I am hoping that eventually there will be some agnosticism with the language server. Currently they all seem to rely on Node which in my opinion is rapidly being outclassed by Bun in terms of resource usage. It would be great to eventually be able to pick what runtime they use in VS Code/Cursor to reduce energy drain on my laptop when working on the go.

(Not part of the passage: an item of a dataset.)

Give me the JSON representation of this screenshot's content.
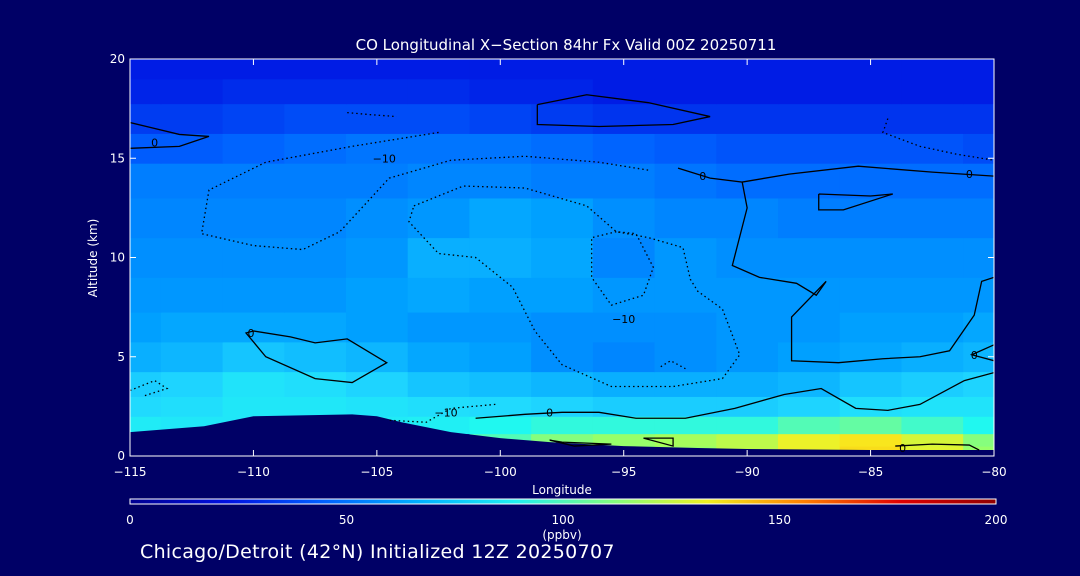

  • The typescript language server (along with the rest of the compiler) is being rewritten in go for Typescript 7. This work has been going on in parallel with the work on 6.0. The go port has most features of 6.0 already and you can follow its progress and read more about it here:

    https://github.com/microsoft/typescript-go

    • Sure, but instead of waiting another year for this to be launched - with a beta version precaution and inevitable bugs - why not remove the limited hard-coded Node paths and references now and ship something 80:20?

      1 reply →

My deepest thanks to one @AlCalzone for stepping up to Opus port Decorators to tsgo. https://github.com/microsoft/typescript-go/pull/2926

It would have been an affront to have a 6.0 that shipped without the means to work for so so many javascript frameworks/libraries. AlCalzone utterly saving the day.

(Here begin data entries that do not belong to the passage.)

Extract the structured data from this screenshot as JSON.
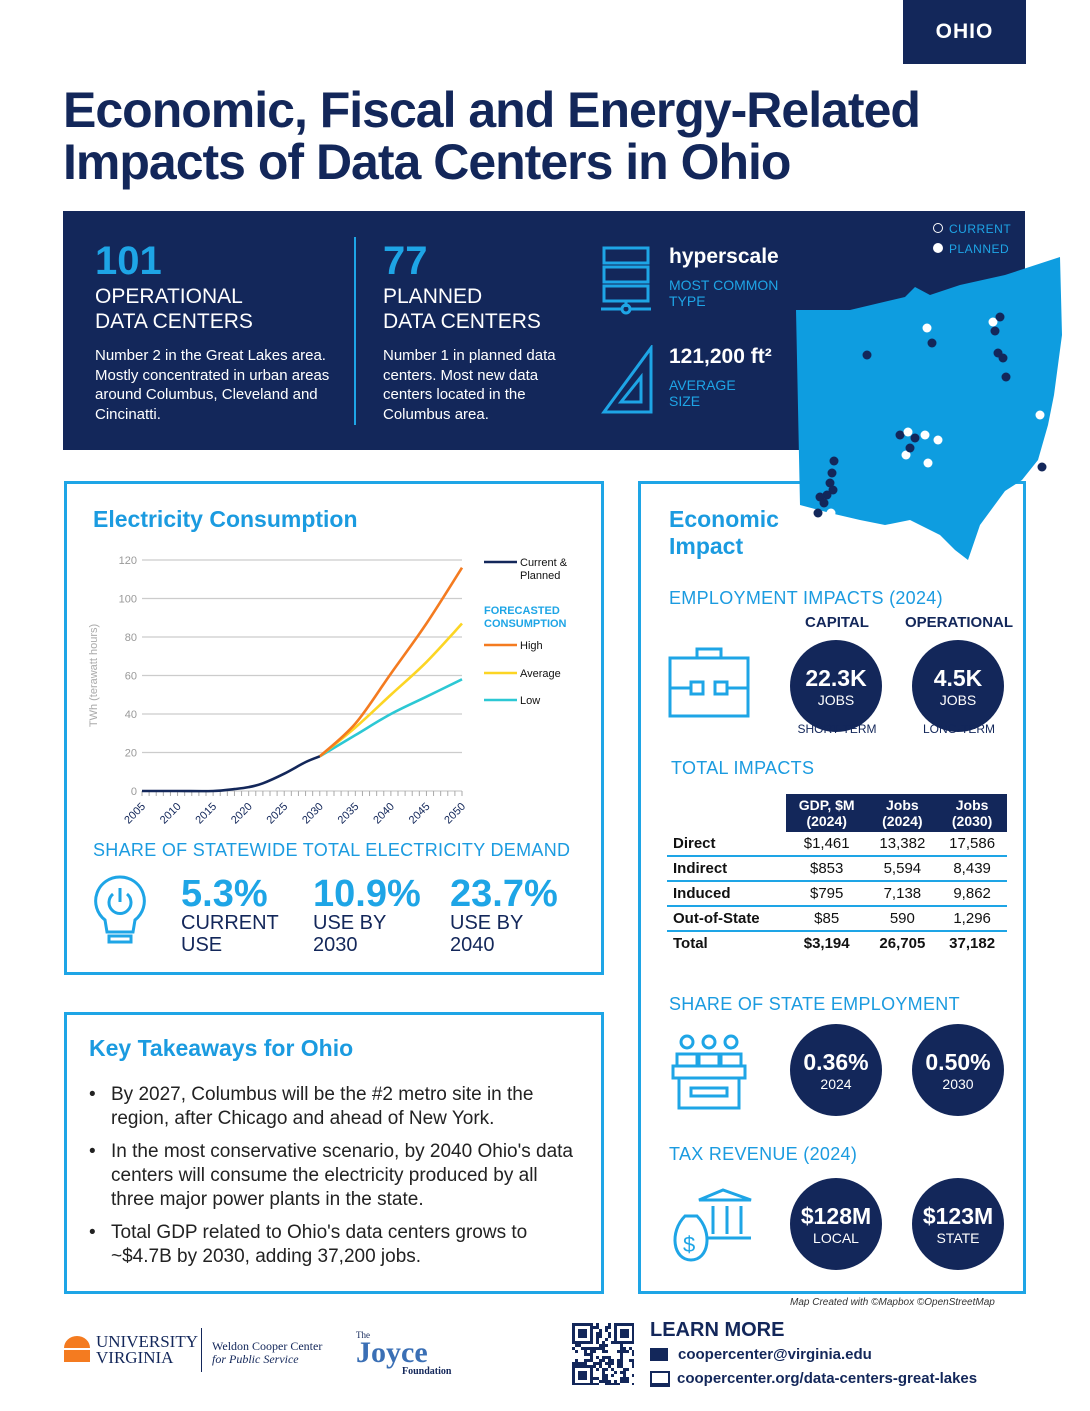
{
  "tab": "OHIO",
  "title": [
    "Economic, Fiscal and Energy-Related",
    "Impacts of Data Centers in Ohio"
  ],
  "banner": {
    "operational": {
      "num": "101",
      "head1": "OPERATIONAL",
      "head2": "DATA CENTERS",
      "desc": "Number 2 in the Great Lakes area. Mostly concentrated in urban areas around Columbus, Cleveland and Cincinatti."
    },
    "planned": {
      "num": "77",
      "head1": "PLANNED",
      "head2": "DATA CENTERS",
      "desc": "Number 1 in planned data centers. Most new data centers located in the Columbus area."
    },
    "type": {
      "value": "hyperscale",
      "label1": "MOST COMMON",
      "label2": "TYPE"
    },
    "size": {
      "value": "121,200 ft²",
      "label1": "AVERAGE",
      "label2": "SIZE"
    },
    "legend": {
      "current": "CURRENT",
      "planned": "PLANNED"
    }
  },
  "electricity": {
    "title": "Electricity Consumption",
    "share_title": "SHARE OF STATEWIDE TOTAL ELECTRICITY DEMAND",
    "shares": [
      {
        "value": "5.3%",
        "l1": "CURRENT",
        "l2": "USE"
      },
      {
        "value": "10.9%",
        "l1": "USE BY",
        "l2": "2030"
      },
      {
        "value": "23.7%",
        "l1": "USE BY",
        "l2": "2040"
      }
    ]
  },
  "chart_data": {
    "type": "line",
    "ylabel": "TWh (terawatt hours)",
    "ylim": [
      0,
      120
    ],
    "yticks": [
      "0",
      "20",
      "40",
      "60",
      "80",
      "100",
      "120"
    ],
    "xticks": [
      "2005",
      "2010",
      "2015",
      "2020",
      "2025",
      "2030",
      "2035",
      "2040",
      "2045",
      "2050"
    ],
    "legend_forecast_title": "FORECASTED CONSUMPTION",
    "series": [
      {
        "name": "Current & Planned",
        "color": "#13275a",
        "x": [
          2005,
          2010,
          2015,
          2018,
          2020,
          2022,
          2025,
          2028,
          2030
        ],
        "y": [
          0,
          0,
          0,
          1,
          2,
          4,
          9,
          15,
          18
        ]
      },
      {
        "name": "High",
        "color": "#f47b20",
        "x": [
          2030,
          2035,
          2040,
          2045,
          2050
        ],
        "y": [
          18,
          35,
          61,
          87,
          116
        ]
      },
      {
        "name": "Average",
        "color": "#fcd524",
        "x": [
          2030,
          2035,
          2040,
          2045,
          2050
        ],
        "y": [
          18,
          33,
          50,
          67,
          87
        ]
      },
      {
        "name": "Low",
        "color": "#2cc8d4",
        "x": [
          2030,
          2035,
          2040,
          2045,
          2050
        ],
        "y": [
          18,
          29,
          40,
          49,
          58
        ]
      }
    ]
  },
  "economic": {
    "title1": "Economic",
    "title2": "Impact",
    "employment_title": "EMPLOYMENT IMPACTS (2024)",
    "capital": {
      "arc": "CAPITAL",
      "value": "22.3K",
      "unit": "JOBS",
      "bottom": "SHORT-TERM"
    },
    "operational": {
      "arc": "OPERATIONAL",
      "value": "4.5K",
      "unit": "JOBS",
      "bottom": "LONG-TERM"
    },
    "total_title": "TOTAL IMPACTS",
    "table": {
      "headers": [
        [
          "GDP, $M",
          "(2024)"
        ],
        [
          "Jobs",
          "(2024)"
        ],
        [
          "Jobs",
          "(2030)"
        ]
      ],
      "rows": [
        [
          "Direct",
          "$1,461",
          "13,382",
          "17,586"
        ],
        [
          "Indirect",
          "$853",
          "5,594",
          "8,439"
        ],
        [
          "Induced",
          "$795",
          "7,138",
          "9,862"
        ],
        [
          "Out-of-State",
          "$85",
          "590",
          "1,296"
        ],
        [
          "Total",
          "$3,194",
          "26,705",
          "37,182"
        ]
      ]
    },
    "share_title": "SHARE OF STATE EMPLOYMENT",
    "share": [
      {
        "value": "0.36%",
        "year": "2024"
      },
      {
        "value": "0.50%",
        "year": "2030"
      }
    ],
    "tax_title": "TAX REVENUE (2024)",
    "tax": [
      {
        "value": "$128M",
        "label": "LOCAL"
      },
      {
        "value": "$123M",
        "label": "STATE"
      }
    ]
  },
  "takeaways": {
    "title": "Key Takeaways for Ohio",
    "items": [
      "By 2027, Columbus will be the #2 metro site in the region, after Chicago and ahead of New York.",
      "In the most conservative scenario, by 2040 Ohio's data centers will consume the electricity produced by all three major power plants in the state.",
      "Total GDP related to Ohio's data centers grows to ~$4.7B by 2030, adding 37,200 jobs."
    ]
  },
  "map_credit": "Map Created with ©Mapbox ©OpenStreetMap",
  "footer": {
    "uva1": "UNIVERSITY",
    "uva2": "VIRGINIA",
    "wc1": "Weldon Cooper Center",
    "wc2": "for Public Service",
    "joyce_the": "The",
    "joyce": "Joyce",
    "joyce_f": "Foundation",
    "learn": "LEARN MORE",
    "email": "coopercenter@virginia.edu",
    "url": "coopercenter.org/data-centers-great-lakes"
  }
}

I also am so so so thankful that maybe perhaps after what felt like a never ending dolldrums, we may finally be getting decorator support in some browsers. What a colossal relief it will be to see the progress of the language become manifest.

  • > Disclaimer: This is an entire day worth of Claude Opus tokens. I don't claim I understand how it works, but I did my best to direct Claude to minimize the baseline diffs, of which it removed quite a few.

    TypeScript allows entirely LLM-coded PRs?